O ministro da Justiça, Tarso Genro e o diretor-geral da Polícia Federal, Luiz Fernando Corrêa, precisam apurar o vazamento e evitar que tais ocorrências venham a se repetir no futuro.

São Paulo, 08 de julho de 2008.

Ricardo de Castro Nascimento

Presidente

Revista Consultor Jurídico, 8 de julho de 2008, 17h28

Comentários de leitores

9 comentários

Em 2003, já denunciava os abusos cometidos nas ...

HERMAN (Outros)

Em 2003, já denunciava os abusos cometidos nas estrepitosas operações, expus tudo em um HC perante o STF e, sem nenhuma pretensão em ser mago, supliquei aos Ministros do STF que se alguma medida não fosse tomada, seriam eles a provar do “veneno”. Nada fez o Ministro Relator e o HC guardado na gaveta até hoje. O mundo gira, e a história se repete, não só minhas previsões como outras de tempos já muito idos. "Um dia vieram e levaram meu vizinho que era judeu. Como não sou judeu, não me incomodei. No dia seguinte, vieram e levaram meu outro vizinho que era comunista. Como não sou comunista, não me incomodei. No terceiro dia vieram e levaram meu vizinho católico. Como não sou católico, não me incomodei. No quarto dia, vieram e me levaram; já não havia mais ninguém para reclamar..." Martin Niemöller, 1933

Gabriel, não pretendo corrigí-lo, mas acho que ...
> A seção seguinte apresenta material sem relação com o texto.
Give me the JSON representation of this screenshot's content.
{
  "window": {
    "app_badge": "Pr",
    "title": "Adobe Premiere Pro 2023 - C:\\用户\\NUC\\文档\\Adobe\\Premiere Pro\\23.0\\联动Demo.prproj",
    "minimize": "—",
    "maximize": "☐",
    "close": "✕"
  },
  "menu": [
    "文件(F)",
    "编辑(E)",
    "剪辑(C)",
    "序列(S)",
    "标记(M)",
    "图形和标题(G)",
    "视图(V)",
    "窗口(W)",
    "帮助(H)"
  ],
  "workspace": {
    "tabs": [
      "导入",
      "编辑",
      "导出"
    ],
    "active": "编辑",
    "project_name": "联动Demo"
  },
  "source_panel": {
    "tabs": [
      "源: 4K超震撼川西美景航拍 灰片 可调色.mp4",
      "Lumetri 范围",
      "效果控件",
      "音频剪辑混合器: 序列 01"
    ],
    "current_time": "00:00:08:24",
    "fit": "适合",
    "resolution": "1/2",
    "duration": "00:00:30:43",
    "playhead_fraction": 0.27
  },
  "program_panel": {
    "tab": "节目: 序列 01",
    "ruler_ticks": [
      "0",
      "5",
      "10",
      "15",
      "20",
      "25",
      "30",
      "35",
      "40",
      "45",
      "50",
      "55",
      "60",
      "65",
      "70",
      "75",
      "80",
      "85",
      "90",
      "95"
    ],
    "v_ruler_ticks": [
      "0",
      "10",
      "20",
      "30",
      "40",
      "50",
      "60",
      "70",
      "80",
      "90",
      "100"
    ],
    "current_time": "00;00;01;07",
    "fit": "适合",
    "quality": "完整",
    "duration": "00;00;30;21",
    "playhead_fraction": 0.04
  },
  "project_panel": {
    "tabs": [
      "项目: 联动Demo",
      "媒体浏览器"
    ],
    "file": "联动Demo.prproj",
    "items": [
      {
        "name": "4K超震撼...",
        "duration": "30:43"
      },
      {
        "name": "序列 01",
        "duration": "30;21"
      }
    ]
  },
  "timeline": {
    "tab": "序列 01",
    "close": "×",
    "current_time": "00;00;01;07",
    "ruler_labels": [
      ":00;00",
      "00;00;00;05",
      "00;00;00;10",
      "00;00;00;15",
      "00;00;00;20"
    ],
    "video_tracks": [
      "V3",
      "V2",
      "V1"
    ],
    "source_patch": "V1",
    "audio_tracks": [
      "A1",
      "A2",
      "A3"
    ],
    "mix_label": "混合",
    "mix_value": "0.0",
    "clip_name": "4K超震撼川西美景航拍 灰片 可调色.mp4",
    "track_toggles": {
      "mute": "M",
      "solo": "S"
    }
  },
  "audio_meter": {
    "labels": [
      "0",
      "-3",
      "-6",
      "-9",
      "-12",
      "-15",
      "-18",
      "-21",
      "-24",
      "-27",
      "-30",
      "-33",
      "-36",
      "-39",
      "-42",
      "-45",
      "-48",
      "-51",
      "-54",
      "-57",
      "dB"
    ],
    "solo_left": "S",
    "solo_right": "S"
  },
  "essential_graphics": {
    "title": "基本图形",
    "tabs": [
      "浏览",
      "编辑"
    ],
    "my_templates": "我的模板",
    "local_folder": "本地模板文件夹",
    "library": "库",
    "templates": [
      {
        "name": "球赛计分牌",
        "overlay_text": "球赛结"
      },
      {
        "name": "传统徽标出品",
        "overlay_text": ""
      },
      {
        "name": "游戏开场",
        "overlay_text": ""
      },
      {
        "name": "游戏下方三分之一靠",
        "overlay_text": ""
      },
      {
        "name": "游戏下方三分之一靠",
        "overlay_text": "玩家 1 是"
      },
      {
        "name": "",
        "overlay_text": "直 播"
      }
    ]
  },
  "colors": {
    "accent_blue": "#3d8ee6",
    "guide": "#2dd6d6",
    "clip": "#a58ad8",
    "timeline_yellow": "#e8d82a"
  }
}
prosecutor (Procurador de Justiça de 2ª. Instância)

Gabriel, não pretendo corrigí-lo, mas acho que é importante captar a essência da nota da Ajufesp. A crítica não se dirige às prisões, mas ao vazamento e ao espetáculo. Não vou negar que me diverti vendo o Pitta de pijamas recebendo voz de prisão, mas não me parece normal que as ações da PF sempre ocorram sob holofotes. Um dia algum maluco reage com um canhão e vai sobrar cinegrafista fuzilado prá todo lado. Em se tratando de ação policial, seja federal, estadual ou militar, o espetáculo é tudo o que não é desejável. No caso, a propaganda não é a alma do negócio.

Não adianta reclamar, pois que parte dos integr...

Francisco Lobo da Costa Ruiz - advocacia criminal (Advogado Autônomo - Criminal)

Não adianta reclamar, pois que parte dos integrantes do judiciário é que é responsável pela situação que vivemos. A tendência é só piorar e pelo que percebo o judiciário não tem moral para colocar fim nos desmandos. Lamento muito tenhámos chegado nesse pé, malgrado todos os alertas oriundos da advocacia. "Parabéns" aos senhores juízes que contribuiram para o cáos reinante.